-
Notifications
You must be signed in to change notification settings - Fork 3.8k
Description
Description
If during ingestion user declares a column "foobar", but no value is present in the column, then the column is not present in the final datasource, and if the user tries to request on it he will get an error.
A good feature could be to be able to force druid to create a column even if all values are null during the ingestion. Or to be able to request the non-created column and obtaining a null value, not getting an error.
Motivation
For now, if a user ingests incomplete data to a datasource, some declared columns could have no value, and so not created at all. It means that before to request any column in the datasource one could have to first check if all the columns in its request exists.

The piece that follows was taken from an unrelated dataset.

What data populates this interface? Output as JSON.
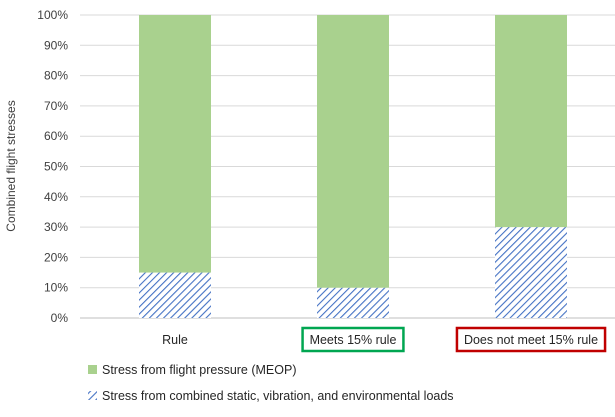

For instance, if I have logs of a process, which at the end of process have a dimension which indicates if process succeeded or failed. So I would have a column "isProcessSuccess", which would be empty until the process ends.
If I have an user interface that indicates the number of processes in "Failed" status, I would have to request on that "isProcessSuccess" column. But, it may not exists and the request will fail.
Here the example is simple, It would be possible to catch the error and just return an adapted message to front-office, but when doing more complex statistics or group by requests, in datasource with possibly many columns that were not created, management of those "maybe present but maybe not" columns becomes a nightmare.
If requests on declared-but-non-created columns (or maybe on any non-existing columns) could be parameterized to return null instead of an error, datasources requests would be quite easier to manage. Or be able to force the columns creation at first ingestion maybe.